18.9.11

156: A arte de resolver conflitos


"O bom humor espalha mais felicidade que todas as riquezas do mundo. Vem do hábito de olhar para as coisas com esperança e de esperar o melhor e não o pior."
(Alfred Armand Montapert)

Olá!

Excepcionalmente gostaria apenas de deixar uma mensagem. Nenhum motivo para se preocupar, estou incrivelmente bem e em paz. Mas pedi a Deus que a mensagem viesse de terceirose esta foi a mensagem que minha intuição me disse para publicar, então segue-a:


A Arte de resolver conflitos


O trem atravessava sacolejando os subúrbios de Tóquio numa modorrenta tarde de primavera.

Um dos vagões estava quase vazio: apenas algumas mulheres e idosos e um jovem lutador de Aikidô. O jovem olhava, distraído, pela janela, a monotonia das casas sempre iguais e dos arbustos cobertos de poeira.

Chegando a uma estação as portas se abriram e, de repente, a quietude foi rompida por um homem que entrou cambaleando, gritando com violência palavras sem nexo.

Era um homem forte, com roupas de operário. Estava bêbado e imundo. Aos berros, empurrou uma mulher que carregava um bebê ao colo e ela caiu sobre uma poltrona vazia. Felizmente nada aconteceu ao bebê.

O operário furioso agarrou a haste de metal no meio do vagão e tentou arranca-la. Dava para ver que uma das suas mãos estava ferida e sangrava.

O trem seguiu em frente, com os passageiros paralisados de medo e o jovem se levantou. O lutador estava em excelente forma física. Treinava oito horas todos os dias, há quase três anos.

Gostava de lutar e se considerava bom de briga. O problema é que suas habilidades marciais nunca haviam sido testadas em um combate de verdade. Os alunos são proibidos de lutar, pois sabem que Aikidô "é a arte da reconciliação. Aquele cuja mente deseja brigar perdeu o elo com o universo.
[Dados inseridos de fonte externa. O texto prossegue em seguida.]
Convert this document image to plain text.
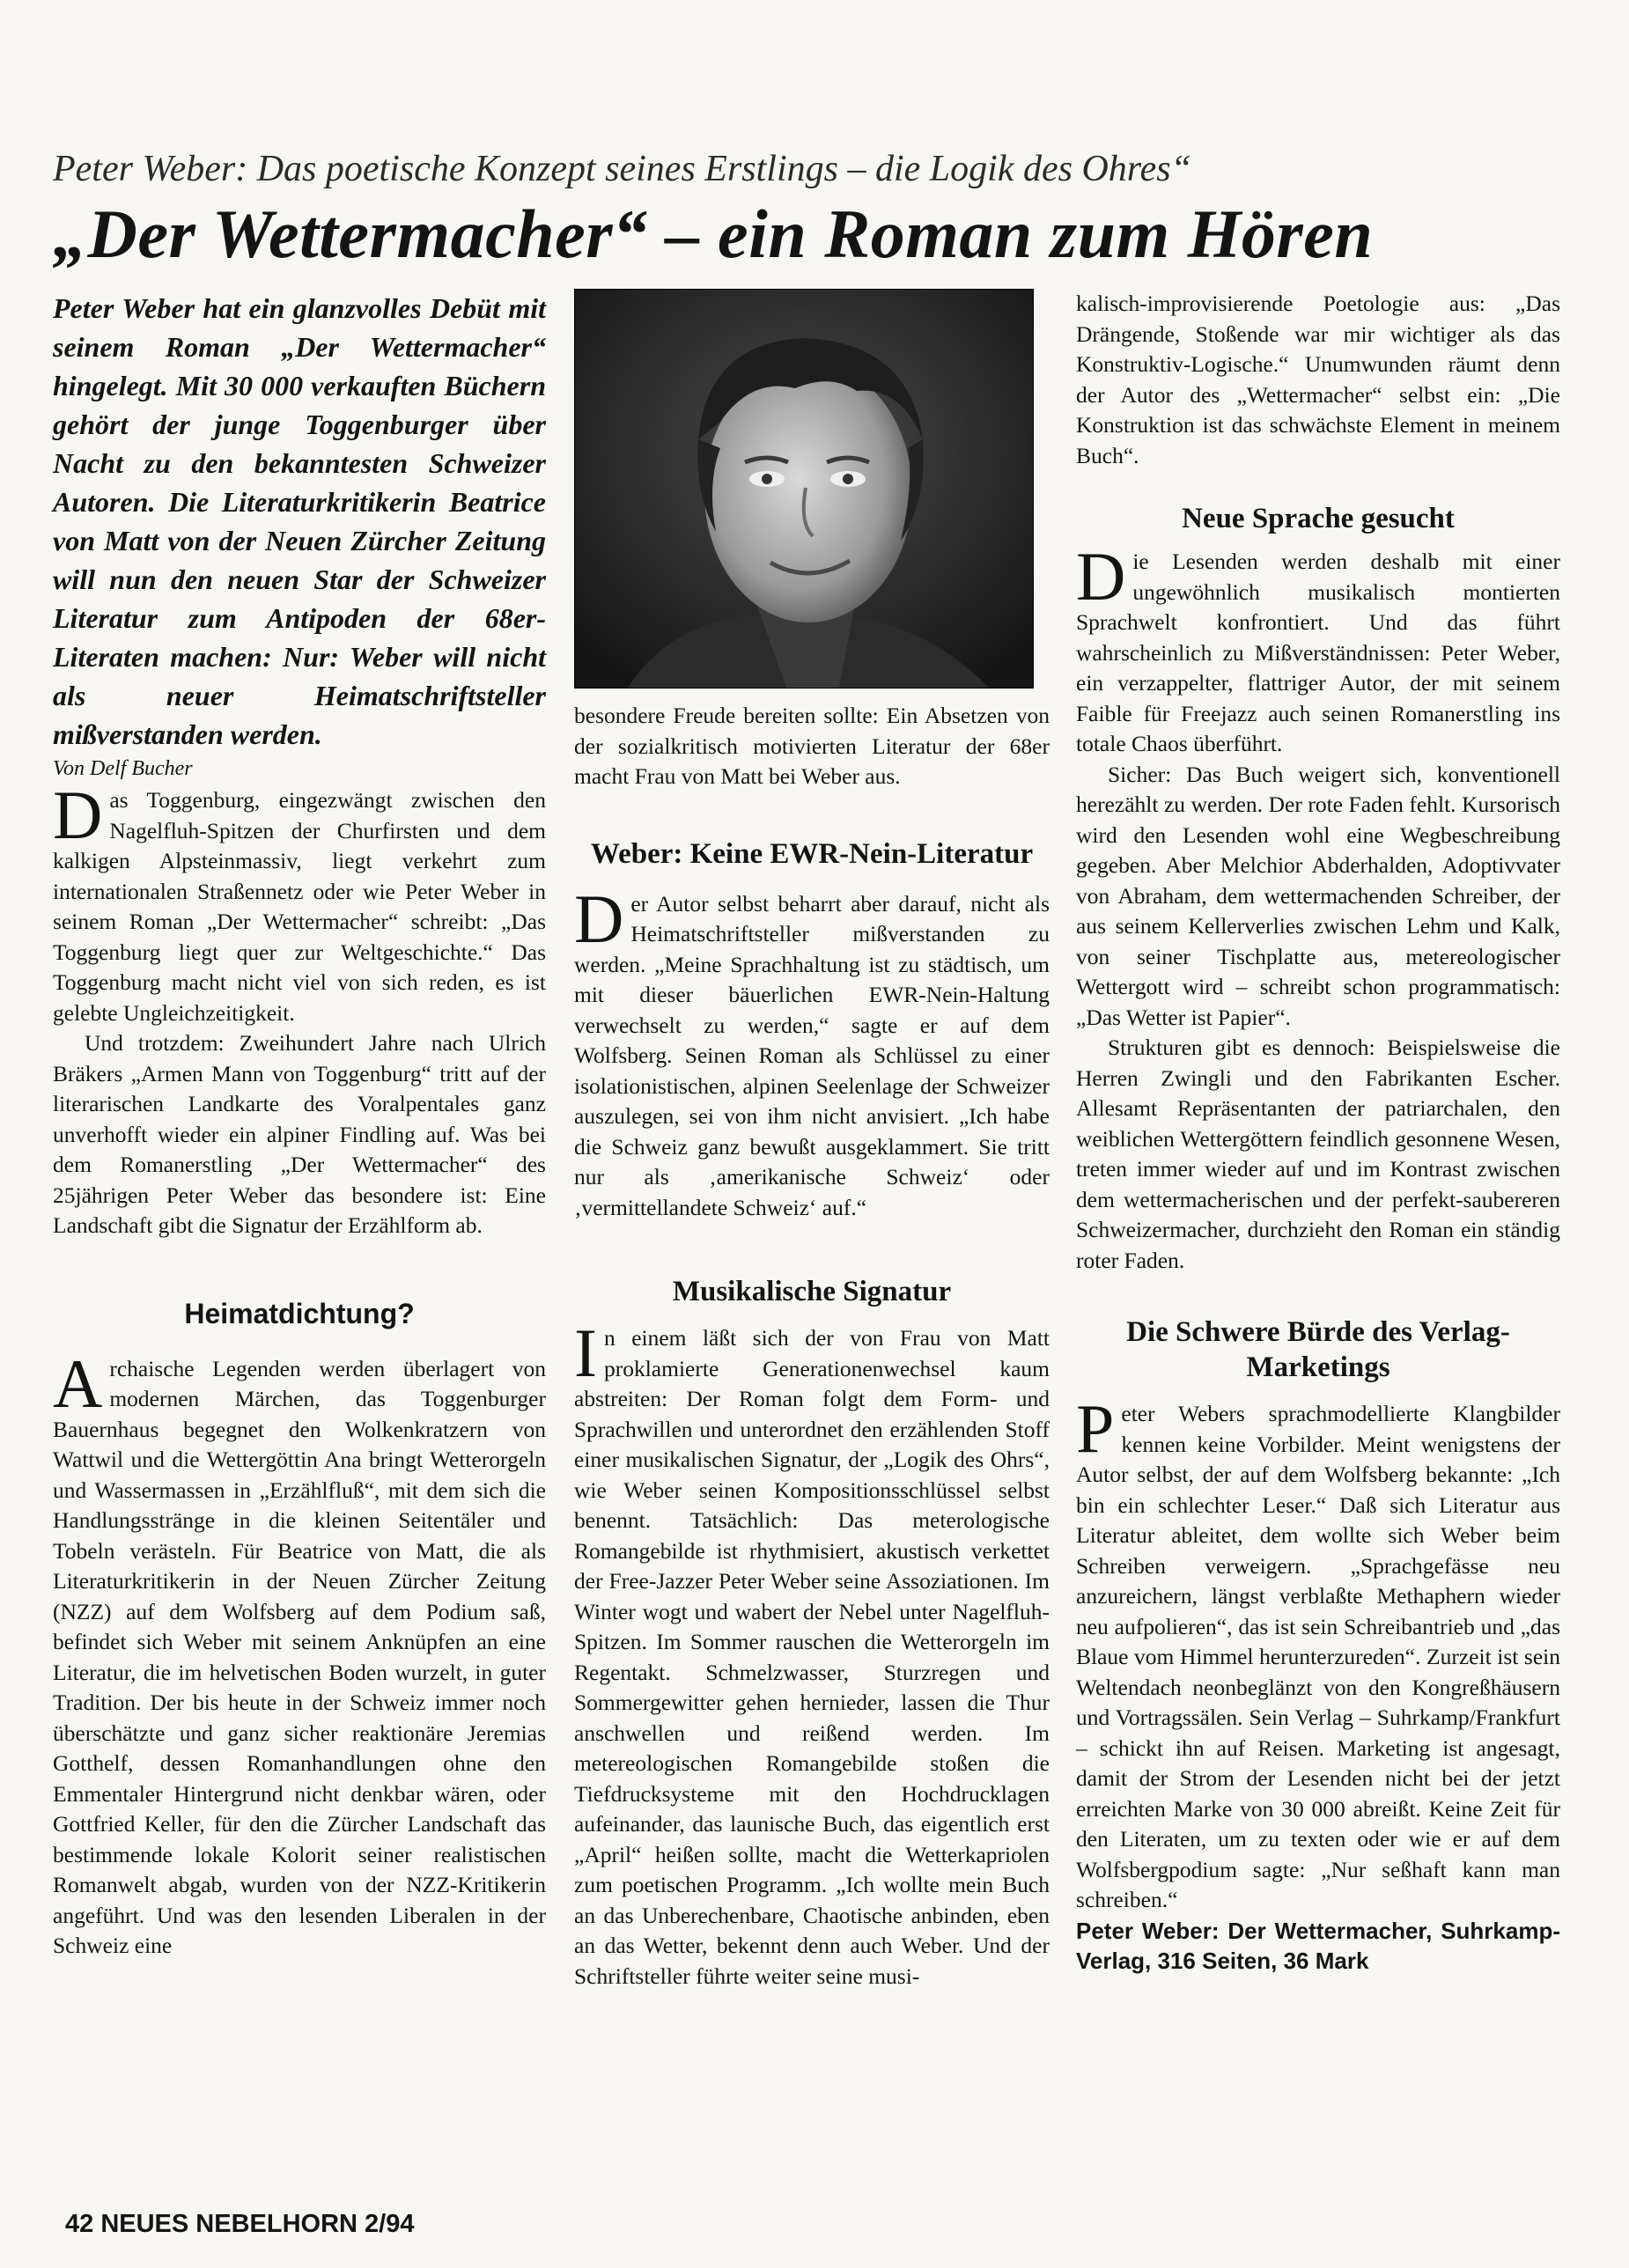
Peter Weber: Das poetische Konzept seines Erstlings – die Logik des Ohres“
„Der Wettermacher“ – ein Roman zum Hören
Peter Weber hat ein glanzvolles Debüt mit seinem Roman „Der Wettermacher“ hingelegt. Mit 30 000 verkauften Büchern gehört der junge Toggenburger über Nacht zu den bekanntesten Schweizer Autoren. Die Literaturkritikerin Beatrice von Matt von der Neuen Zürcher Zeitung will nun den neuen Star der Schweizer Literatur zum Antipoden der 68er-Literaten machen: Nur: Weber will nicht als neuer Heimatschriftsteller mißverstanden werden.
Von Delf Bucher

Das Toggenburg, eingezwängt zwischen den Nagelfluh-Spitzen der Churfirsten und dem kalkigen Alpsteinmassiv, liegt verkehrt zum internationalen Straßennetz oder wie Peter Weber in seinem Roman „Der Wettermacher“ schreibt: „Das Toggenburg liegt quer zur Weltgeschichte.“ Das Toggenburg macht nicht viel von sich reden, es ist gelebte Ungleichzeitigkeit.

Und trotzdem: Zweihundert Jahre nach Ulrich Bräkers „Armen Mann von Toggenburg“ tritt auf der literarischen Landkarte des Voralpentales ganz unverhofft wieder ein alpiner Findling auf. Was bei dem Romanerstling „Der Wettermacher“ des 25jährigen Peter Weber das besondere ist: Eine Landschaft gibt die Signatur der Erzählform ab.

Heimatdichtung?

Archaische Legenden werden überlagert von modernen Märchen, das Toggenburger Bauernhaus begegnet den Wolkenkratzern von Wattwil und die Wettergöttin Ana bringt Wetterorgeln und Wassermassen in „Erzählfluß“, mit dem sich die Handlungsstränge in die kleinen Seitentäler und Tobeln verästeln. Für Beatrice von Matt, die als Literaturkritikerin in der Neuen Zürcher Zeitung (NZZ) auf dem Wolfsberg auf dem Podium saß, befindet sich Weber mit seinem Anknüpfen an eine Literatur, die im helvetischen Boden wurzelt, in guter Tradition. Der bis heute in der Schweiz immer noch überschätzte und ganz sicher reaktionäre Jeremias Gotthelf, dessen Romanhandlungen ohne den Emmentaler Hintergrund nicht denkbar wären, oder Gottfried Keller, für den die Zürcher Landschaft das bestimmende lokale Kolorit seiner realistischen Romanwelt abgab, wurden von der NZZ-Kritikerin angeführt. Und was den lesenden Liberalen in der Schweiz eine

besondere Freude bereiten sollte: Ein Absetzen von der sozialkritisch motivierten Literatur der 68er macht Frau von Matt bei Weber aus.
Weber: Keine EWR-Nein-Literatur

Der Autor selbst beharrt aber darauf, nicht als Heimatschriftsteller mißverstanden zu werden. „Meine Sprachhaltung ist zu städtisch, um mit dieser bäuerlichen EWR-Nein-Haltung verwechselt zu werden,“ sagte er auf dem Wolfsberg. Seinen Roman als Schlüssel zu einer isolationistischen, alpinen Seelenlage der Schweizer auszulegen, sei von ihm nicht anvisiert. „Ich habe die Schweiz ganz bewußt ausgeklammert. Sie tritt nur als ‚amerikanische Schweiz‘ oder ‚vermittellandete Schweiz‘ auf.“

Musikalische Signatur

In einem läßt sich der von Frau von Matt proklamierte Generationenwechsel kaum abstreiten: Der Roman folgt dem Form- und Sprachwillen und unterordnet den erzählenden Stoff einer musikalischen Signatur, der „Logik des Ohrs“, wie Weber seinen Kompositionsschlüssel selbst benennt. Tatsächlich: Das meterologische Romangebilde ist rhythmisiert, akustisch verkettet der Free-Jazzer Peter Weber seine Assoziationen. Im Winter wogt und wabert der Nebel unter Nagelfluh-Spitzen. Im Sommer rauschen die Wetterorgeln im Regentakt. Schmelzwasser, Sturzregen und Sommergewitter gehen hernieder, lassen die Thur anschwellen und reißend werden. Im metereologischen Romangebilde stoßen die Tiefdrucksysteme mit den Hochdrucklagen aufeinander, das launische Buch, das eigentlich erst „April“ heißen sollte, macht die Wetterkapriolen zum poetischen Programm. „Ich wollte mein Buch an das Unberechenbare, Chaotische anbinden, eben an das Wetter, bekennt denn auch Weber. Und der Schriftsteller führte weiter seine musi-

kalisch-improvisierende Poetologie aus: „Das Drängende, Stoßende war mir wichtiger als das Konstruktiv-Logische.“ Unumwunden räumt denn der Autor des „Wettermacher“ selbst ein: „Die Konstruktion ist das schwächste Element in meinem Buch“.

Neue Sprache gesucht

Die Lesenden werden deshalb mit einer ungewöhnlich musikalisch montierten Sprachwelt konfrontiert. Und das führt wahrscheinlich zu Mißverständnissen: Peter Weber, ein verzappelter, flattriger Autor, der mit seinem Faible für Freejazz auch seinen Romanerstling ins totale Chaos überführt.

Sicher: Das Buch weigert sich, konventionell herezählt zu werden. Der rote Faden fehlt. Kursorisch wird den Lesenden wohl eine Wegbeschreibung gegeben. Aber Melchior Abderhalden, Adoptivvater von Abraham, dem wettermachenden Schreiber, der aus seinem Kellerverlies zwischen Lehm und Kalk, von seiner Tischplatte aus, metereologischer Wettergott wird – schreibt schon programmatisch: „Das Wetter ist Papier“.

Strukturen gibt es dennoch: Beispielsweise die Herren Zwingli und den Fabrikanten Escher. Allesamt Repräsentanten der patriarchalen, den weiblichen Wettergöttern feindlich gesonnene Wesen, treten immer wieder auf und im Kontrast zwischen dem wettermacherischen und der perfekt-saubereren Schweizermacher, durchzieht den Roman ein ständig roter Faden.

Die Schwere Bürde des Verlag-Marketings

Peter Webers sprachmodellierte Klangbilder kennen keine Vorbilder. Meint wenigstens der Autor selbst, der auf dem Wolfsberg bekannte: „Ich bin ein schlechter Leser.“ Daß sich Literatur aus Literatur ableitet, dem wollte sich Weber beim Schreiben verweigern. „Sprachgefässe neu anzureichern, längst verblaßte Methaphern wieder neu aufpolieren“, das ist sein Schreibantrieb und „das Blaue vom Himmel herunterzureden“. Zurzeit ist sein Weltendach neonbeglänzt von den Kongreßhäusern und Vortragssälen. Sein Verlag – Suhrkamp/Frankfurt – schickt ihn auf Reisen. Marketing ist angesagt, damit der Strom der Lesenden nicht bei der jetzt erreichten Marke von 30 000 abreißt. Keine Zeit für den Literaten, um zu texten oder wie er auf dem Wolfsbergpodium sagte: „Nur seßhaft kann man schreiben.“

Peter Weber: Der Wettermacher, Suhrkamp-Verlag, 316 Seiten, 36 Mark

42 NEUES NEBELHORN 2/94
Por isso o jovem sempre evitava envolver-se em brigas, mas no fundo do coração, porém, desejava uma oportunidade legítima em que pudesse salvar os inocentes, destruindo os culpados.

Chegou o dia! Pensou consigo mesmo. Há pessoas correndo perigo e se eu não fizer alguma coisa é bem possível que elas acabem se ferindo.

O jovem se levantou e o bêbado percebeu a chance de canalizar sua ira.

Ah! Rugiu ele. Um valentão! Você está precisando de uma lição de boas maneiras!

O jovem lançou-lhe um olhar de desprezo. Pretendia acabar com a sua raça, mas precisava esperar que ele o agredisse primeiro, por isso o provocou de forma insolente.

Agora chega! Gritou o bêbado. Você vai levar uma lição. E se preparou para atacar.

Mas, antes que ele pudesse se mexer, alguém deu um grito: Hei!

O jovem e o bêbado olharam para um velhinho japonês que estava sentado em um dos bancos. Aquele minúsculo senhor vestia um quimono impecável e devia ter mais de setenta anos...

Não deu a menor atenção ao jovem, mas sorriu com alegria para o operário, como se tivesse um importante segredo para lhe contar.

Venha aqui disse o velhinho, num tom coloquial e amistoso. Venha conversar comigo insistiu, chamando-o com um aceno de mão.

O homenzarrão obedeceu, mas perguntou com aspereza: por que diabos vou conversar com você?

O velhinho continuou sorrindo. O que você andou bebendo? Perguntou, com olhar interessado.

Saquê rosnou de volta o operário e não é da sua conta!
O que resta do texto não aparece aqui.